J'ai fait la connaissance d'Epsylon Point, il y a quelques semaines, dans le sympathique patio de L’Échappée Belle, librairie bien connue de Sète, lors d'une séance de dédicace de l’ouvrage qui lui est consacré, Le Sang des Pauvres. J'ai eu, ce soir là, le plaisir de constater qu'Epsylon, lui aussi, fumait la pipe... le fil rouge du festival.

Et j'ai surtout découvert un homme passionné par son art, ayant du mal à se séparer des bombes de peinture qu’il manie avec brio. Dès qu’il repère un support, il ne peut s’empêcher d’y laisser son empreinte au pochoir. C’est ainsi qu’il a commencé sur des feuilles de papier, a poursuivi sur des livres, pour terminer sur les murs mêmes de la boutique, sous les yeux complices des libraires.

Les jours qui ont suivi, Epsylon a réalisé des affiches pour les commerçants de la ville. Il a aussi réalisé plusieurs œuvres sur les murs de Sète pour terminer par la grand rue Mario Roustan qu'il a décorée de bout en bout.

Voici une vidéo réalisée par l'excellent blog C'est à Sète, qui vous montrera la manière dont Epsy travaille. L’œuvre a été réalisée sur un des quais de l'Ile Singulière :



Le parcours d'Epsylon est évidemment assez atypique. Formé à l’école des Beaux Arts de Dijon, il découvre la bombe aérosol à la fin des années 1970. La maitrise de cet outil de travail idéal lui permet de tout peindre sur tous supports, à commencer par les murs de Paris. A la fin des 70’s, il s’attaque progressivement aux grands formats.
Dès 1985, Epsylon Point se positionne comme un artiste de la rue engagé.

Dans les années 1990, il s’installe à Turin où il se prend à enseigner et forme une génération d’artiste à l’art du pochoir. Il y passera 6 ans. De retour en France quelques années plus tard, il établit sa base à Issy-les-Moulineaux.

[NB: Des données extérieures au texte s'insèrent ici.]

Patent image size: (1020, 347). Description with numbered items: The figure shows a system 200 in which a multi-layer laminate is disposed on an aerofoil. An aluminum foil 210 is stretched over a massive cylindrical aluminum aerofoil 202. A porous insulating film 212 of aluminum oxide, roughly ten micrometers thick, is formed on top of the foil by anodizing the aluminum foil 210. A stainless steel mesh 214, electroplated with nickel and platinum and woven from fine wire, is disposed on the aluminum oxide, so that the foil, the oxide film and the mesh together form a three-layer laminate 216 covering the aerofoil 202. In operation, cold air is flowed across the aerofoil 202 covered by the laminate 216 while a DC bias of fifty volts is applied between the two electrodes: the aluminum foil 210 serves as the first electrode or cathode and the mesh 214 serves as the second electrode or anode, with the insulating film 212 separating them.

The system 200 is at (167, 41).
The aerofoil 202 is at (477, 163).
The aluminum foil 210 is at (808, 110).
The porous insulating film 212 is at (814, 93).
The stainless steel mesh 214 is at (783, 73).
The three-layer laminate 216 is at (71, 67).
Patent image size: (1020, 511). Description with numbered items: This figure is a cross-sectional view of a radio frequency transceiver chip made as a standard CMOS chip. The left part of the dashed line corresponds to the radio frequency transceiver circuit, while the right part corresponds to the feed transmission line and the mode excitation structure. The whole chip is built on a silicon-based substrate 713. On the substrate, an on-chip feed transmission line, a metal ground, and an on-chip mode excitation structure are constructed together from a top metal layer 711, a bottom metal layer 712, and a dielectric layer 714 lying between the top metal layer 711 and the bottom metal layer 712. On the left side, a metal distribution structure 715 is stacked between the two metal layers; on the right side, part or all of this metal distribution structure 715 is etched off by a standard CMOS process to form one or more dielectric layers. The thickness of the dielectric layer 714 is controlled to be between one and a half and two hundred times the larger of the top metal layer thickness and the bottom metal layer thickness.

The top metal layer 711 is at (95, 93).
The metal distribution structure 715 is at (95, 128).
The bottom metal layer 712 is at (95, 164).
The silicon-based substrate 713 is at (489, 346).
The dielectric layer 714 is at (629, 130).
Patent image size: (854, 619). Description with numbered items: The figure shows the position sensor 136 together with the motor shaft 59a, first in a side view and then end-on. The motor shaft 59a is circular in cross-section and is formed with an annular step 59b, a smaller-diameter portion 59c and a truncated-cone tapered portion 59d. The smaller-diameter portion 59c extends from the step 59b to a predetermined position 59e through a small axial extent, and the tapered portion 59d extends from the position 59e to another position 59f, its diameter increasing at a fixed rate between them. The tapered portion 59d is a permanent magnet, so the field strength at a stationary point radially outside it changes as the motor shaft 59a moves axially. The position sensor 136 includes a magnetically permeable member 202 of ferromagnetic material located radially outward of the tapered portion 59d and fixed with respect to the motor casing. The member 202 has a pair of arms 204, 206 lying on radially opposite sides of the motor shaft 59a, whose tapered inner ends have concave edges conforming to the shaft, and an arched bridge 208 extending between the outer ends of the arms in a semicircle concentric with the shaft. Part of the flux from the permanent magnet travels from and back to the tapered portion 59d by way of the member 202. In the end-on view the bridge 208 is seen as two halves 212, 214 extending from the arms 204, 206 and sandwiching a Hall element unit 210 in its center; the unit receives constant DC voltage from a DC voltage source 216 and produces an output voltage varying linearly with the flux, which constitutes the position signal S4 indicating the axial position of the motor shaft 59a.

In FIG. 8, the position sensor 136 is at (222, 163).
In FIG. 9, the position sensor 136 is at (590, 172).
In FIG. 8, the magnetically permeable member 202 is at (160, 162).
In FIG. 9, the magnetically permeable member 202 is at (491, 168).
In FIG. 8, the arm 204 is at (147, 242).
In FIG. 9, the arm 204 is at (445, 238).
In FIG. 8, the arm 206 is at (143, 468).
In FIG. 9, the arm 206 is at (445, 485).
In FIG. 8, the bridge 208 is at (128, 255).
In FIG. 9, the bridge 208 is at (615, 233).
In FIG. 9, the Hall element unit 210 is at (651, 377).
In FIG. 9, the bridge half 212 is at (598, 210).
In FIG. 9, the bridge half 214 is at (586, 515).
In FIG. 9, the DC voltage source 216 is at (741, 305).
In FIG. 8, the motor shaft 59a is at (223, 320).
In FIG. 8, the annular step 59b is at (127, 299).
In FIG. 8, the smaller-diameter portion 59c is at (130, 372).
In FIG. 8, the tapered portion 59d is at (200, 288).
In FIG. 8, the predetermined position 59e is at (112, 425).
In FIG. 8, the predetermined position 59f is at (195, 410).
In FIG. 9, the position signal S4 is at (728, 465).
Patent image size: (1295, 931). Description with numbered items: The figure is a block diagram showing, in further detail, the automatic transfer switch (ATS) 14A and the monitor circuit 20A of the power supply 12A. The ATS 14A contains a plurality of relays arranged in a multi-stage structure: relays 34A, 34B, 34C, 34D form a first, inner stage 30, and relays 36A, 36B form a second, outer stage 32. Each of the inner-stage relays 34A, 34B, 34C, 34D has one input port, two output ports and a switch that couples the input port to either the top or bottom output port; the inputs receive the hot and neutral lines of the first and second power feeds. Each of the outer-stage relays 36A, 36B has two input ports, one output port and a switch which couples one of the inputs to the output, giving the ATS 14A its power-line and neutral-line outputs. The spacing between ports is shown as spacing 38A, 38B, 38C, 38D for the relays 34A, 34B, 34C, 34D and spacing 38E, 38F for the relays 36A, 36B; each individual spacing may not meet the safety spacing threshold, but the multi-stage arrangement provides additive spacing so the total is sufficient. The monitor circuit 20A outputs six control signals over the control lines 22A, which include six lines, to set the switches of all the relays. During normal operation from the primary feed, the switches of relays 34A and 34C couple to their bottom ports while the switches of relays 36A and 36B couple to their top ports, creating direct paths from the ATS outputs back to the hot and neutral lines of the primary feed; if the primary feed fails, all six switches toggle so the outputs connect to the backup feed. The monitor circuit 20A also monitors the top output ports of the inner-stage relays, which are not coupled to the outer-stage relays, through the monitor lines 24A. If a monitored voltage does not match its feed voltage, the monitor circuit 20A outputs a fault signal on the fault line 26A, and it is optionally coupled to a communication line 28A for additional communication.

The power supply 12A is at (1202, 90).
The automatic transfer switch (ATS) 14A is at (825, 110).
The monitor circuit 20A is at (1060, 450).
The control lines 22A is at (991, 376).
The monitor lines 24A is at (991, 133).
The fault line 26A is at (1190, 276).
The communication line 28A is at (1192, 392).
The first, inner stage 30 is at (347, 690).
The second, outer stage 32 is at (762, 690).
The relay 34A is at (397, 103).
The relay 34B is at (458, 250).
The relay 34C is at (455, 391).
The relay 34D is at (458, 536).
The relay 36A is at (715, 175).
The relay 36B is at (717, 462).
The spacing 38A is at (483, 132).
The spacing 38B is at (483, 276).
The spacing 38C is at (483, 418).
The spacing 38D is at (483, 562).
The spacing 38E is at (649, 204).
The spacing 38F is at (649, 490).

Aujourd’hui, Epsylon Point est considéré par tous comme une figure incontournable du mouvement "street art". Mais Epsylon est avant tout un homme très sympathique. Tous les moments que j'ai passés avec lui ont été géniaux. Il m'a parlé un peu de sa vie et surtout de sa passion pour la peinture, qui est devenue une sorte de drogue dont il ne peut se passer. Il m'a dit qu'il était incapable de se vendre et que c'était toujours ses amis qui le mettaient en avant.

Et puis, il m'a confié qu'il ne vivait pas vraiment de son art mais qu'il s'en foutait un peu, qu'il était heureux de se lever le matin (ou l'après-midi...) et d'aller peindre quelque part dans Paris, ou ailleurs.

Si vous aussi, vous souhaitez connaître un peu mieux l'artiste, voici une excellente interview, également réalisée par C'est à Sète :



Accompagné de son ami Christian et de Spliff Gâchette, une des membres de La Meute, groupe d'artistes qui s'est formé autour de lui, Epsylon a passé un séjour sétois fatiguant, mais agréable.

En ce qui me concerne, j'ai été ravi que ma première rencontre avec l'art urbain se soit faite par l'intermédiaire de ce personnage.

Epsy, j'espère que j'aurai l'occasion de te recroiser, ici ou ailleurs. Tu as été le Brassens de K-Live 2011 !!!